Home-grown terrorism rising in EU, Europol says
By Renata Goldirova
The number of arrests connected to terrorism doubled in the European Union in 2007, while the overwhelming majority of attacks carried out in its territory were linked to separatism, the EU's police office, Europol, said in a report released on Monday (7 April).
Last year, EU member states reported to Europol a total number of 583 attacks and 1044 arrested suspects - something that amounts to a 24 percent and a 48 percent increase respectively compared to 2006.
However, 89 percent of all reported attacks were related to separatist violence in Spain and France. Only four were related to militant Islam.

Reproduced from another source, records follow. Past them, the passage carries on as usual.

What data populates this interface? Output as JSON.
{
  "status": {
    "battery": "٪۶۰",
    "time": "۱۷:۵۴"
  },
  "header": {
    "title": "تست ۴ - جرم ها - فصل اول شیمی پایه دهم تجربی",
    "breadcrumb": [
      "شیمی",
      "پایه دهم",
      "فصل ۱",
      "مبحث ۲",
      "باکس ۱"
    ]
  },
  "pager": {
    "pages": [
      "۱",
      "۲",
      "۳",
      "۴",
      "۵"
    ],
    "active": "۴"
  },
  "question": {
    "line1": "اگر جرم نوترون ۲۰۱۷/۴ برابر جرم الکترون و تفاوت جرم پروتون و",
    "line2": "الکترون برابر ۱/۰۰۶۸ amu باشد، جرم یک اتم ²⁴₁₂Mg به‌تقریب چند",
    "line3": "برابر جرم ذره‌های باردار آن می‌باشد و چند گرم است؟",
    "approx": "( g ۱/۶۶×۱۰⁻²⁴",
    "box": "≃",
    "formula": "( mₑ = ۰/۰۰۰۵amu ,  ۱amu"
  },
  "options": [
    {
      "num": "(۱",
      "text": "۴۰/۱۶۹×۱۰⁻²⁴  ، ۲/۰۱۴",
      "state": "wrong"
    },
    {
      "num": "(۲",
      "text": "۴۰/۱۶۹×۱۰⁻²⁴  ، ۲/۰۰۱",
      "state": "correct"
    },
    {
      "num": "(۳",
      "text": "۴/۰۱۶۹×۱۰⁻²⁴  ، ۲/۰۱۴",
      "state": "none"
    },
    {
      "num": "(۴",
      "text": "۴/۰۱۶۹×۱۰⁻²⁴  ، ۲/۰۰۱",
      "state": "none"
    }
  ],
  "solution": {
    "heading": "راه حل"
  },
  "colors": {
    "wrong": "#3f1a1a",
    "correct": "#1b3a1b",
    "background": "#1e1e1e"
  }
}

The number of detained Muslim extremists suspected of violence dropped from 257 in 2006 to 201 in 2007, while home-made explosives continue to be their most popular tool.
Despite an apparent decrease, several EU states say that the threat of Islamic radicalism "has either increased or at least remains high".
According to the director of Europol, Max-Peter Ratzel, the threat is "partly" rooted in Pakistan-based groups linked to Al-Qaida. EU nationals continue to be recruited mainly for activities in Afghanistan and Iraq, although Somalia is also becoming a new destination for jihadists.
"Al-Qaida is still and will continue to dominate international terrorism for years to come," said EU anti-terrorism chief, Gilles de Kerchove, while also referring to cases outside the EU, when EU citizens were killed or kidnapped in Northern Africa.
Out of the total 1044 arrested last year, the vast majority were EU citizens suspected of membership in a militant organisation. In cases of Islamic extremism, the would-be attackers appear to increasingly have been born in the union's territory and having EU citizenship.
"This might indicate an increased number of home-grown terrorists throughout the European Union," the Europol chief concluded.